I think I skipped a week last week but seriously, nothing happened. We didn't end up going to the wedding because for once, Michael was ill! Which I then got, so this week has been a little on the dull side. Actually not just dull, I really struggled and I think it was down to my diet so as of Sunday that stopped (will do an update on that at the end).
Monday to Wednesday - ugh mannn. It was some kind of virus but my head felt like it was being clamped tighter and tighter in a vice whilst someone stabbed my eyeballs and shoved razer blades down my throat, on top of that my stomach was killlling. I was hungry, grumpy and being in bed all day made my anxiety worse. This all culminated in a masssssive meltdown on Thursday.
Thursday I managed to get out for a dog walk, fresh air always helps. I was getting worried about not feeling well enough for Lil's birthday the next day and I didn't not want to spend it with her and after dinner I just had this massive wave of nausea and sweating which I initially thought was this virus thing but as the palpitations started I realised my body decided now would be a fantastic time for a fucking panic attack. Now, I have not had a full blown panic since the a1 North on the way back up to Leeds and I was in no way going to have one whilst sat on my sofa watched Sharp Objects (really good by the way).
I stopped the panic attack. This is something I have learnt through practice and CBT techniques and I have a post going up on this this week. I then went upstairs to bed, laid there and thought fuck this, fuck all of this. I called Michael upstairs and we talked for about 2 hours.
Friday and I was still feeling poorly and anxious but my headache had eased, the lemsips seemed to be enough to help my sinuses and I had a plan. Everyone loves a plan.
The gift I had ordered finally arrived, better late than never! I got her a gold disc pendant necklace and on the disc was the Sagittarius constellation in little diamonds. Sagittarius was mums sign. I wrote her card, ordered from Etsy, who doesn't love Jim. If you haven't watched Friday Night Dinner you must. So the plan was to just go. We had a window between dropping Atticus off at the clippers and picking him up, she was going somewhere I had been so ya know. Just go Phoebe.
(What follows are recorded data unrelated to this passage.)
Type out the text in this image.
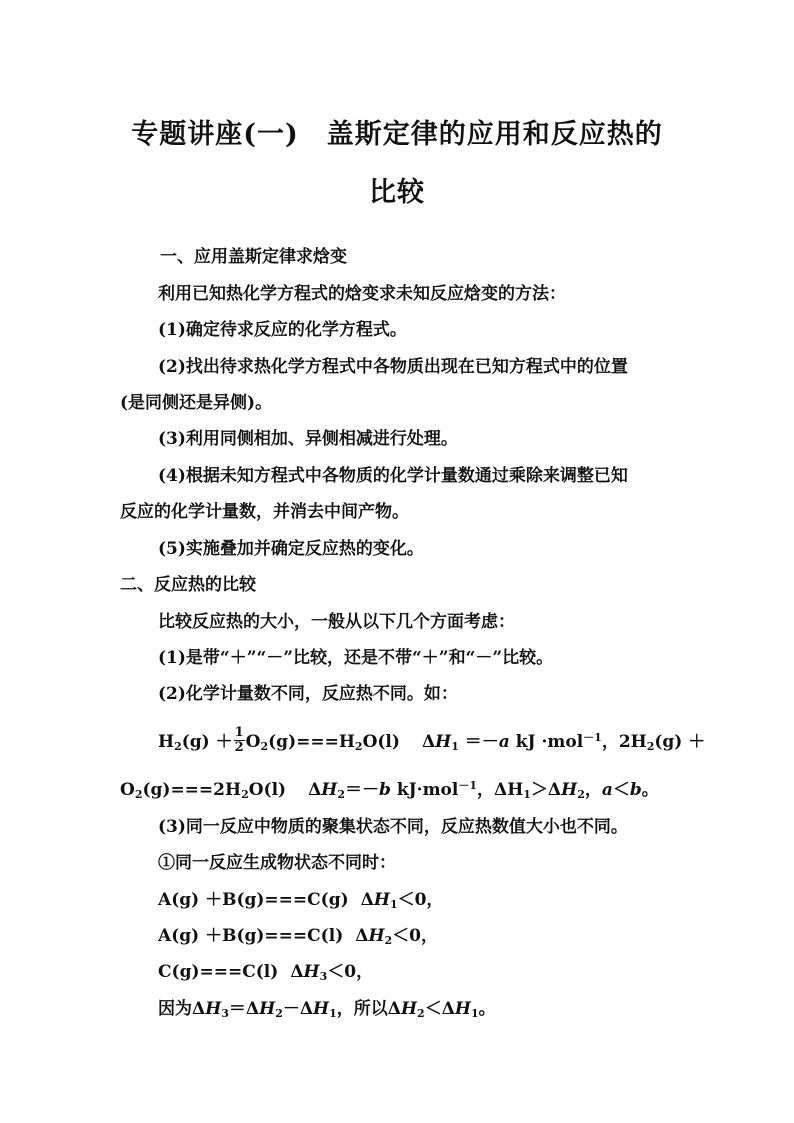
专题讲座(一)　盖斯定律的应用和反应热的
比较
一、应用盖斯定律求焓变
利用已知热化学方程式的焓变求未知反应焓变的方法：
(1)确定待求反应的化学方程式。
(2)找出待求热化学方程式中各物质出现在已知方程式中的位置
(是同侧还是异侧)。
(3)利用同侧相加、异侧相减进行处理。
(4)根据未知方程式中各物质的化学计量数通过乘除来调整已知
反应的化学计量数，并消去中间产物。
(5)实施叠加并确定反应热的变化。
二、反应热的比较
比较反应热的大小，一般从以下几个方面考虑：
(1)是带“＋”“－”比较，还是不带“＋”和“－”比较。
(2)化学计量数不同，反应热不同。如：
$H_2(g) + \frac{1}{2} O_2(g)===H_2O(l)$ $\Delta H_1 =-a$ kJ ·mol$^{-1}$，$2H_2(g)$ ＋
$O_2(g)===2H_2O(l)$ $\Delta H_2=-b$ kJ·mol$^{-1}$，$\Delta H_1>\Delta H_2$，a＜b。
(3)同一反应中物质的聚集状态不同，反应热数值大小也不同。
①同一反应生成物状态不同时：
A(g) ＋B(g)===C(g) $\Delta H_1<0$，
A(g) ＋B(g)===C(l) $\Delta H_2<0$，
C(g)===C(l) $\Delta H_3<0$，
因为$\Delta H_3=\Delta H_2-\Delta H_1$，所以$\Delta H_2<\Delta H_1$。
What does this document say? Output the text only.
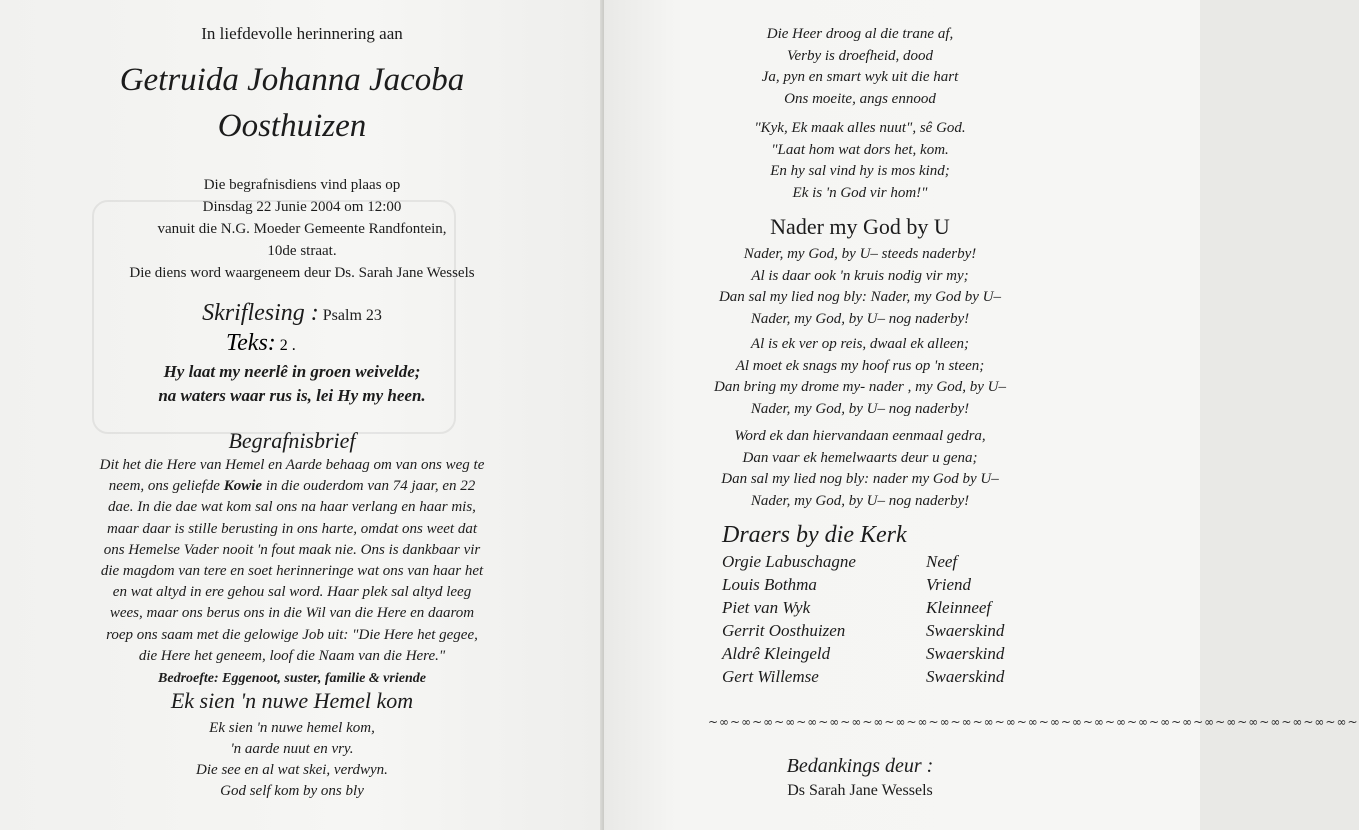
In liefdevolle herinnering aan
Getruida Johanna Jacoba
Oosthuizen
Die begrafnisdiens vind plaas op
Dinsdag 22 Junie 2004 om 12:00
vanuit die N.G. Moeder Gemeente Randfontein,
10de straat.
Die diens word waargeneem deur Ds. Sarah Jane Wessels
Skriflesing : Psalm 23
Teks: 2 .
Hy laat my neerlê in groen weivelde;
na waters waar rus is, lei Hy my heen.
Begrafnisbrief
Dit het die Here van Hemel en Aarde behaag om van ons weg te
neem, ons geliefde Kowie in die ouderdom van 74 jaar, en 22
dae. In die dae wat kom sal ons na haar verlang en haar mis,
maar daar is stille berusting in ons harte, omdat ons weet dat
ons Hemelse Vader nooit 'n fout maak nie. Ons is dankbaar vir
die magdom van tere en soet herinneringe wat ons van haar het
en wat altyd in ere gehou sal word. Haar plek sal altyd leeg
wees, maar ons berus ons in die Wil van die Here en daarom
roep ons saam met die gelowige Job uit: "Die Here het gegee,
die Here het geneem, loof die Naam van die Here."
Bedroefte: Eggenoot, suster, familie & vriende
Ek sien 'n nuwe Hemel kom
Ek sien 'n nuwe hemel kom,
'n aarde nuut en vry.
Die see en al wat skei, verdwyn.
God self kom by ons bly
Die Heer droog al die trane af,
Verby is droefheid, dood
Ja, pyn en smart wyk uit die hart
Ons moeite, angs ennood
"Kyk, Ek maak alles nuut", sê God.
"Laat hom wat dors het, kom.
En hy sal vind hy is mos kind;
Ek is 'n God vir hom!"
Nader my God by U
Nader, my God, by U– steeds naderby!
Al is daar ook 'n kruis nodig vir my;
Dan sal my lied nog bly: Nader, my God by U–
Nader, my God, by U– nog naderby!
Al is ek ver op reis, dwaal ek alleen;
Al moet ek snags my hoof rus op 'n steen;
Dan bring my drome my- nader , my God, by U–
Nader, my God, by U– nog naderby!
Word ek dan hiervandaan eenmaal gedra,
Dan vaar ek hemelwaarts deur u gena;
Dan sal my lied nog bly: nader my God by U–
Nader, my God, by U– nog naderby!
Draers by die Kerk
Orgie Labuschagne	Neef
Louis Bothma	Vriend
Piet van Wyk	Kleinneef
Gerrit Oosthuizen	Swaerskind
Aldrê Kleingeld	Swaerskind
Gert Willemse	Swaerskind
~∞~∞~∞~∞~∞~∞~∞~∞~∞~∞~∞~∞~∞~∞~∞~∞~∞~∞~∞~∞~∞~∞~∞~∞~∞~∞~∞~∞~∞~
Bedankings deur :
Ds Sarah Jane Wessels
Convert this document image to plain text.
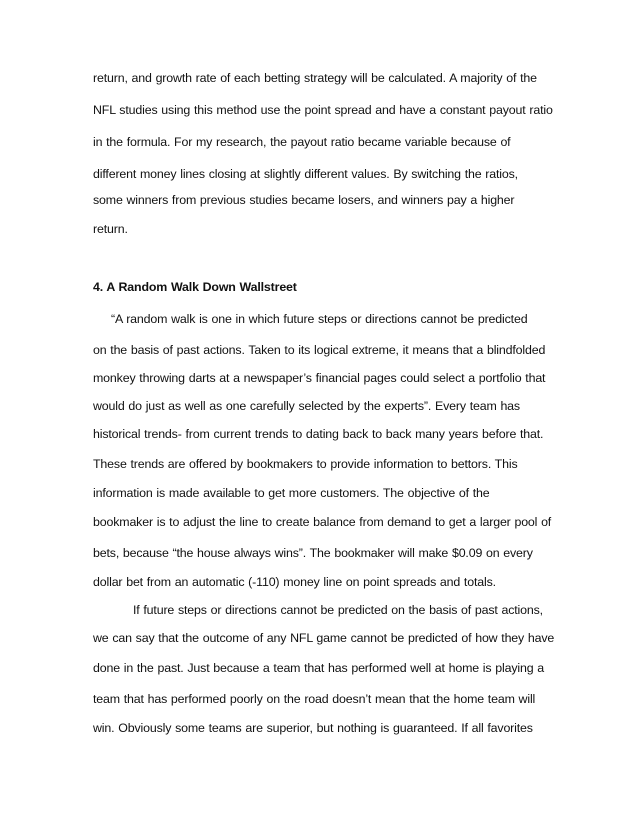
return, and growth rate of each betting strategy will be calculated. A majority of the
NFL studies using this method use the point spread and have a constant payout ratio
in the formula. For my research, the payout ratio became variable because of
different money lines closing at slightly different values. By switching the ratios,
some winners from previous studies became losers, and winners pay a higher
return.
4. A Random Walk Down Wallstreet
“A random walk is one in which future steps or directions cannot be predicted
on the basis of past actions. Taken to its logical extreme, it means that a blindfolded
monkey throwing darts at a newspaper’s financial pages could select a portfolio that
would do just as well as one carefully selected by the experts”. Every team has
historical trends- from current trends to dating back to back many years before that.
These trends are offered by bookmakers to provide information to bettors. This
information is made available to get more customers. The objective of the
bookmaker is to adjust the line to create balance from demand to get a larger pool of
bets, because “the house always wins”. The bookmaker will make $0.09 on every
dollar bet from an automatic (-110) money line on point spreads and totals.
If future steps or directions cannot be predicted on the basis of past actions,
we can say that the outcome of any NFL game cannot be predicted of how they have
done in the past. Just because a team that has performed well at home is playing a
team that has performed poorly on the road doesn’t mean that the home team will
win. Obviously some teams are superior, but nothing is guaranteed. If all favorites
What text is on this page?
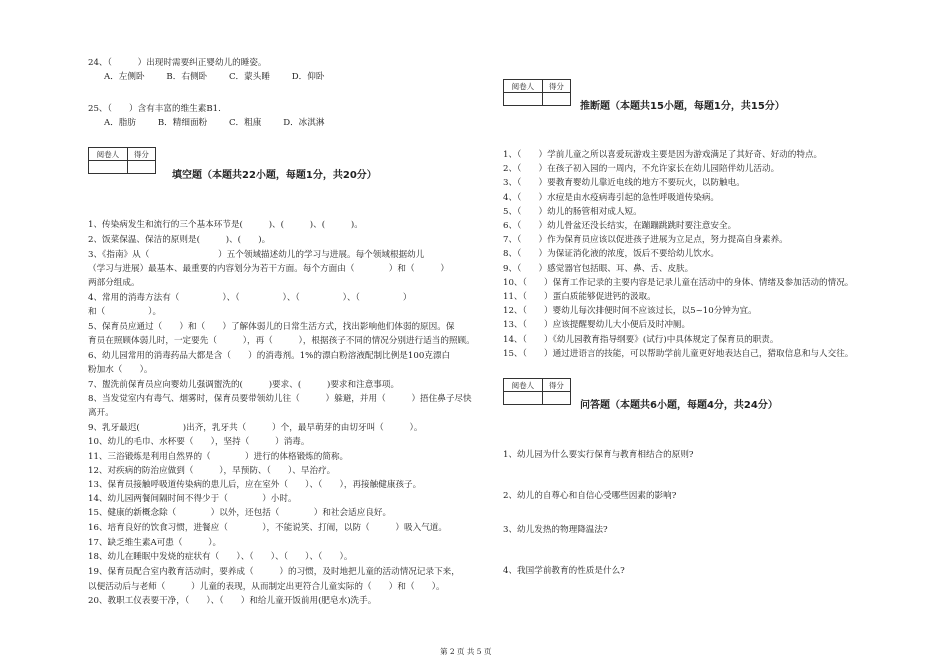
24、（　　　）出现时需要纠正婴幼儿的睡姿。
A．左侧卧        B．右侧卧        C．蒙头睡        D．仰卧
25、（　　）含有丰富的维生素B1.
A．脂肪        B．精细面粉        C．粗康        D．冰淇淋
阅卷人	得分

填空题（本题共22小题，每题1分，共20分）
1、传染病发生和流行的三个基本环节是(　　　)、(　　　)、(　　　)。
2、饭菜保温、保洁的原则是(　　　)、(　　)。
3、《指南》从（　　　　　　　　）五个领域描述幼儿的学习与进展。每个领域根据幼儿
（学习与进展）最基本、最重要的内容划分为若干方面。每个方面由（　　　　）和（　　　）
两部分组成。
4、常用的消毒方法有（　　　　　）、（　　　　　）、（　　　　　）、（　　　　　）
和（　　　　　）。
5、保育员应通过（　　）和（　　）了解体弱儿的日常生活方式，找出影响他们体弱的原因。保
育员在照顾体弱儿时，一定要先（　　　），再（　　　），根据孩子不同的情况分别进行适当的照顾。
6、幼儿园常用的消毒药品大都是含（　　）的消毒剂。1%的漂白粉溶液配制比例是100克漂白
粉加水（　　）。
7、盥洗前保育员应向婴幼儿强调盥洗的(　　　)要求、(　　　)要求和注意事项。
8、当发觉室内有毒气、烟雾时，保育员要带领幼儿往（　　　）躲避，并用（　　　）捂住鼻子尽快
离开。
9、乳牙最迟(　　　　　)出齐，乳牙共（　　　）个，最早萌芽的由切牙叫（　　　）。
10、幼儿的毛巾、水杯要（　　），坚持（　　　）消毒。
11、三浴锻炼是利用自然界的（　　　　）进行的体格锻炼的简称。
12、对疾病的防治应做到（　　　），早预防、（　　）、早治疗。
13、保育员接触呼吸道传染病的患儿后，应在室外（　　）、（　　），再接触健康孩子。
14、幼儿园两餐间隔时间不得少于（　　　　）小时。
15、健康的新概念除（　　　　）以外，还包括（　　　　）和社会适应良好。
16、培育良好的饮食习惯，进餐应（　　　　），不能说笑、打闹，以防（　　　）吸入气道。
17、缺乏维生素A可患（　　　）。
18、幼儿在睡眠中发烧的症状有（　　）、（　　）、（　　）、（　　）。
19、保育员配合室内教育活动时，要养成（　　　）的习惯，及时地把儿童的活动情况记录下来，
以便活动后与老师（　　　）儿童的表现，从而制定出更符合儿童实际的（　　）和（　　）。
20、教职工仪表要干净，（　　）、（　　）和给儿童开饭前用(肥皂水)洗手。
阅卷人	得分

推断题（本题共15小题，每题1分，共15分）
1、（　　）学前儿童之所以喜爱玩游戏主要是因为游戏满足了其好奇、好动的特点。
2、（　　）在孩子初入园的一周内，不允许家长在幼儿园陪伴幼儿活动。
3、（　　）要教育婴幼儿靠近电线的地方不要玩火，以防触电。
4、（　　）水痘是由水疫病毒引起的急性呼吸道传染病。
5、（　　）幼儿的肠管相对成人短。
6、（　　）幼儿骨盆还没长结实，在蹦蹦跳跳时要注意安全。
7、（　　）作为保育员应该以促进孩子进展为立足点，努力提高自身素养。
8、（　　）为保证消化液的浓度，饭后不要给幼儿饮水。
9、（　　）感觉器官包括眼、耳、鼻、舌、皮肤。
10、（　　）保育工作记录的主要内容是记录儿童在活动中的身体、情绪及参加活动的情况。
11、（　　）蛋白质能够促进钙的汲取。
12、（　　）婴幼儿每次排便时间不应该过长，以5~10分钟为宜。
13、（　　）应该提醒婴幼儿大小便后及时冲厕。
14、（　　）《幼儿园教育指导纲要》(试行)中具体规定了保育员的职责。
15、（　　）通过进语言的技能，可以帮助学前儿童更好地表达自己，猎取信息和与人交往。
阅卷人	得分

问答题（本题共6小题，每题4分，共24分）
1、幼儿园为什么要实行保育与教育相结合的原则?
2、幼儿的自尊心和自信心受哪些因素的影响?
3、幼儿发热的物理降温法?
4、我国学前教育的性质是什么?
第 2 页 共 5 页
I got in the car to go but my head was bangingggg. We did a loop of Roundhay Road then came home, I had a lempsip, a beta blocker then after rush hour was finished we tried again.
I put this picture on social media, the response was lovely. Everyone was all like "yayyy go you, you look lovely, beautiful smile" and so forth. Michael did a great job of insta husband, I did a great job of trying to look happy even though I was feeling everything but. We finally got to Lili and stayed for about 45 minutes, long enough to give her her gift, cry, play beer pong and abuse the photo booth. I got home so tired but mustered about 2 hours sleep! WHY!?
Had a little lie in on Saturday morning and felt better. Mentally and physically. Seriously grief mixed with anxiety plus agoraphobia is draining. I am currently listening to an audiobook, its one of those self help ones and I will let you know if it actually has any impact. Our compost bin arrived, I know CALM DOWN. I have subsequently spent a fair few hours googling what I can compost, what the best practices are for composting and I am going to be honest, I searched for facebook groups to join. KEEN AF.
Sunday Sunday, my favourite day. To keep my momentum up and something Michael I discussed on Thursday was that little and often will help me majorly. So I woke up, got dressed and without over thinking planned a trip to a new garden centre. Little anxious on the way, but nothing like town the other day and I was feeling so much better physically!
We bought a hebe because a) it sounds like Phoebe and b) my parents used to have one and I liked it. Its for under the tree in the walled garden/back garden. I also bought about 6 or 7 perennials for some unused zinc planters. I am also after a eucalyptus for the terrace and about 15-20 lavender plants for the planters up there. It has been so hot that most of my plants are suffering greatly but I want to get some things established before we undoubtedly have an arctic style winter.
We dropped the plants back home then headed out to do the food shop. I am no longer on the fodmap diet so shopping was so much easier. After a little snack we took Atticus for a walk in some pretty gardens before ending the evening with tacos on the terrace and Unforgotten in bed. A blissful Sunday and hopefully will set me up for a positive week. Have a good one! Oh there is a vlog version of everything I have written should you fancy it. Link here!
FODMAP WEEK 3
So, I felt so much better eliminating nearly all food known to man. Of course I did, my diet was as plain as a sick dog. I decided add a few things I knew were safe last week, like avocado, sweets, coconut milk...these were all fine but I was eating so little, not enjoying meal times and getting anxious about eating that I just thought it wasn't worth it. I fully believe my sore stomach is due to my anxiety and I am definitely more mindful of what i am putting in my body that is potentially high in fodmap resulting in unwanted side effects but for now I need my comfort food (not that I can eat much of it anymore anyway being gluten and dairy free) but it was too restrictive and I am done. Good luck to anyone currently doing it and hats off to anyone who has completed it! It did make me feel better but that was because I was eating the most boring diet known to man.